Spread Betting – Investing Or Gambling?
#elete: Spread Betting – Investing or Gambling?
One of the more interesting debates is over whether or not spread betting counts as investing or gambling. Although the technical answer is both, as it is derived from gambling and there is a definite chance element to it, by the same token it usually involves the performance of stocks. From an advocate’s perspective it is legal and is even governed by a different body than gambling, but whether or not it counts as investing depends on ultimately on the person involved.
Traditional betting has one intrinsic problem: It favors the strong. From the oddsmaker’s positions this is a problem, especially when the favourite is ridiculously likely to win. Although there will always be those that bet on the underdog in hopes of an incredible pay-off, the reality is that most people will bet n the person they believe is most likely to win. This means that if there is a strong favourite the oddsmaker is unlikely to make any money; most of the bettors will likely get their money back and those betting on the underdog are likely to lose theirs. To create additional action, spread betting was developed.
Rather than betting on a win or a loss, this is simply betting a spread, usually associated with sports to most people but other options are available. In sports this creates some additional action as the bettors must guess how badly one team will beat the other. There are additional odds to change the favor into the oddsmaker’s favor, betting is usually on a specific spread, and the spread can both ways depending on who the bettor favors and by how much. This allows betting on more than just the winner or loser and gives bettors a chance to win more money as well.
Betting on sports is just the tip of the iceberg, as most betting companies concentrate on how stocks perform. A person may bet on how a stock will do, with betting based on the amount the stock raises or falls. For example, if the person bets that the stock will raise for 10 pounds per point, he gains 10 ponds every point that the stock rises in price but loses 10 pounds every point it falls.
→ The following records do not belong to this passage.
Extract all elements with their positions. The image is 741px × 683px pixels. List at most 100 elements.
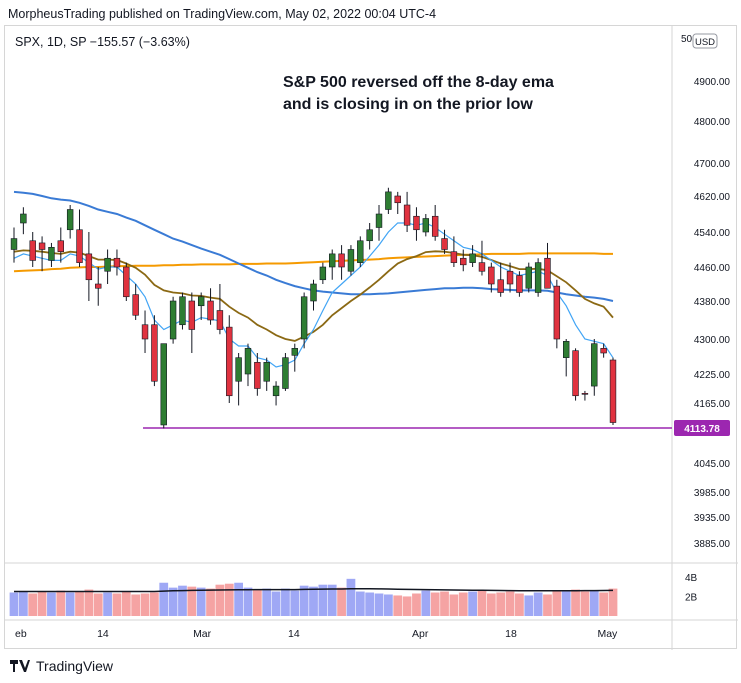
- candle-body[interactable]: [544, 257, 551, 289]
- candle-body[interactable]: [10, 238, 18, 250]
- candle-body[interactable]: [95, 283, 102, 289]
- candle-body[interactable]: [104, 257, 111, 272]
- candle-body[interactable]: [132, 294, 139, 316]
- candle-body[interactable]: [310, 283, 317, 302]
- volume-bar[interactable]: [252, 589, 262, 616]
- volume-bar[interactable]: [365, 592, 375, 616]
- volume-bar[interactable]: [515, 593, 524, 617]
- candle-body[interactable]: [338, 253, 345, 268]
- volume-bar[interactable]: [458, 592, 468, 616]
- volume-bar[interactable]: [337, 587, 346, 616]
- candle-body[interactable]: [600, 348, 607, 354]
- candle-body[interactable]: [441, 238, 448, 250]
- volume-bar[interactable]: [589, 590, 599, 616]
- volume-bar[interactable]: [224, 583, 234, 616]
- volume-bar[interactable]: [290, 590, 300, 616]
- volume-bar[interactable]: [561, 591, 571, 616]
- candle-body[interactable]: [141, 324, 149, 340]
- candle-body[interactable]: [525, 266, 532, 289]
- volume-bar[interactable]: [103, 592, 112, 616]
- volume-bar[interactable]: [168, 587, 178, 616]
- candle-body[interactable]: [113, 257, 121, 268]
- candle-body[interactable]: [151, 324, 158, 382]
- volume-bar[interactable]: [309, 586, 318, 616]
- volume-bar[interactable]: [402, 596, 412, 616]
- candle-body[interactable]: [319, 266, 327, 281]
- volume-bar[interactable]: [327, 584, 337, 616]
- candle-body[interactable]: [609, 359, 617, 423]
- volume-bar[interactable]: [187, 586, 197, 616]
- candle-body[interactable]: [516, 275, 523, 293]
- candle-body[interactable]: [188, 300, 196, 330]
- candle-body[interactable]: [581, 393, 589, 395]
- candle-body[interactable]: [216, 310, 224, 330]
- candle-body[interactable]: [85, 253, 93, 281]
- volume-bar[interactable]: [65, 592, 75, 616]
- candle-body[interactable]: [572, 350, 579, 397]
- tradingview-footer[interactable]: TradingView: [10, 658, 113, 674]
- chart-frame[interactable]: SPX, 1D, SP −155.57 (−3.63%) S&P 500 reve…: [4, 25, 738, 650]
- volume-bar[interactable]: [430, 592, 440, 616]
- candle-body[interactable]: [57, 240, 64, 252]
- volume-bar[interactable]: [393, 595, 403, 616]
- candle-body[interactable]: [66, 209, 74, 231]
- spx-daily-chart[interactable]: SPX, 1D, SP −155.57 (−3.63%) S&P 500 reve…: [5, 26, 738, 650]
- volume-bar[interactable]: [580, 591, 590, 616]
- volume-bar[interactable]: [552, 590, 562, 616]
- volume-bar[interactable]: [524, 595, 534, 616]
- candle-body[interactable]: [366, 229, 373, 242]
- candle-body[interactable]: [553, 285, 561, 340]
- volume-bar[interactable]: [608, 588, 618, 616]
- volume-bar[interactable]: [412, 593, 421, 617]
- candle-body[interactable]: [300, 296, 308, 340]
- volume-bar[interactable]: [206, 588, 215, 616]
- volume-bar[interactable]: [543, 594, 552, 616]
- candle-body[interactable]: [207, 300, 214, 321]
- volume-bar[interactable]: [243, 587, 253, 616]
- volume-bar[interactable]: [37, 591, 47, 616]
- candle-body[interactable]: [179, 296, 186, 326]
- volume-bar[interactable]: [374, 593, 384, 617]
- volume-bar[interactable]: [449, 594, 459, 616]
- candle-body[interactable]: [534, 262, 542, 293]
- candle-body[interactable]: [123, 266, 130, 298]
- volume-bar[interactable]: [477, 590, 487, 616]
- volume-bar[interactable]: [75, 591, 84, 616]
- volume-bar[interactable]: [84, 589, 94, 616]
- candle-body[interactable]: [20, 213, 27, 224]
- volume-bar[interactable]: [421, 590, 431, 616]
- candle-body[interactable]: [244, 348, 252, 375]
- candle-body[interactable]: [272, 385, 280, 397]
- currency-badge[interactable]: [692, 33, 718, 49]
- volume-bar[interactable]: [505, 591, 515, 616]
- candle-body[interactable]: [497, 279, 504, 293]
- candle-body[interactable]: [329, 253, 336, 268]
- volume-bar[interactable]: [9, 592, 19, 616]
- volume-bar[interactable]: [355, 591, 365, 616]
- volume-bar[interactable]: [28, 593, 38, 617]
- volume-bar[interactable]: [178, 585, 187, 616]
- candle-body[interactable]: [506, 270, 514, 285]
- volume-bar[interactable]: [281, 588, 290, 616]
- candle-body[interactable]: [76, 229, 83, 263]
- volume-bar[interactable]: [93, 593, 103, 617]
- volume-bar[interactable]: [468, 591, 477, 616]
- candle-body[interactable]: [403, 204, 411, 226]
- candle-body[interactable]: [38, 242, 46, 250]
- candle-body[interactable]: [235, 357, 242, 382]
- volume-bar[interactable]: [159, 582, 169, 616]
- candle-body[interactable]: [226, 326, 233, 397]
- volume-bar[interactable]: [496, 592, 506, 616]
- candle-body[interactable]: [469, 253, 476, 263]
- candle-body[interactable]: [197, 296, 205, 307]
- volume-bar[interactable]: [18, 591, 28, 616]
- volume-bar[interactable]: [318, 584, 328, 616]
- volume-bar[interactable]: [599, 592, 609, 616]
- candle-body[interactable]: [29, 240, 36, 261]
- volume-bar[interactable]: [533, 592, 543, 616]
- candle-body[interactable]: [357, 240, 364, 263]
- volume-bar[interactable]: [150, 592, 159, 616]
- candle-body[interactable]: [375, 213, 383, 228]
- candle-body[interactable]: [347, 249, 355, 272]
- candle-body[interactable]: [460, 257, 467, 266]
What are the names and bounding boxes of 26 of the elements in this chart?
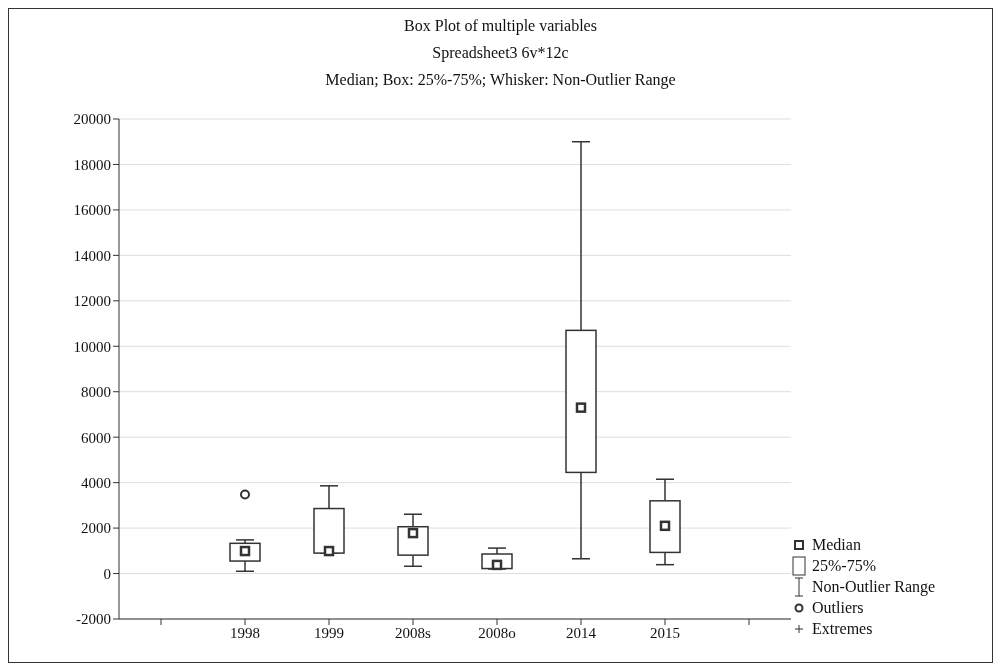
text: Outliers bbox=[812, 598, 864, 617]
x-tick-label: 2008o bbox=[478, 624, 516, 641]
y-tick-label: 16000 bbox=[73, 202, 111, 219]
text: Median bbox=[812, 535, 861, 554]
y-tick-label: 6000 bbox=[81, 429, 111, 446]
y-tick-label: 0 bbox=[103, 565, 111, 582]
y-tick-label: -2000 bbox=[76, 611, 111, 628]
x-tick-label: 2008s bbox=[395, 624, 432, 641]
x-tick-label: 1999 bbox=[314, 624, 344, 641]
chart-subtitle: Spreadsheet3 6v*12c bbox=[431, 44, 570, 62]
text: Median; Box: 25%-75%; Whisker: Non-Outlier Range bbox=[324, 71, 677, 89]
text: Extremes bbox=[812, 619, 873, 638]
y-tick-label: 10000 bbox=[73, 338, 111, 355]
text: 25%-75% bbox=[812, 556, 876, 575]
y-tick-label: 18000 bbox=[73, 156, 111, 173]
text: Non-Outlier Range bbox=[812, 577, 936, 596]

He must also put in some collateral which can be as little as 5-10% of the stock he is betting on or as much as 100%; if the stock is 1000 pounds, he would need to put up 50 pounds to 1000 pounds down as collateral, and could lose as much 10 000 pounds. Please note that these are the essentials; there are of course other potential fees attached to the practice of how to win cash.
As noted, it does is not governed by the Gambling Commission as is most gambling but rather the Financial Conduct Authority as is most investing. From a legal perspective this makes it an investment option rather than gambling. However, morally it probably does fall more in the realm of gambling. Although there is definitely skill attached to it, as it requires knowing the stock and what factors can affect it or even the buyers, there is a definite aspect of chance to it, and it does not benefit the company of the stock involved. As such it is hardly an investment per se, and fits better within the umbrella of gambling.
Someone interested in pursuing this as a source of income is advised to know the subject of his betting intimately, as well as those involved. A sunny day is more likely to increase stock prices, but that would not likely apply to coal futures, for example. Regardless of where you stand it can create income for those that do their homework and even they take a risk when they put their money down.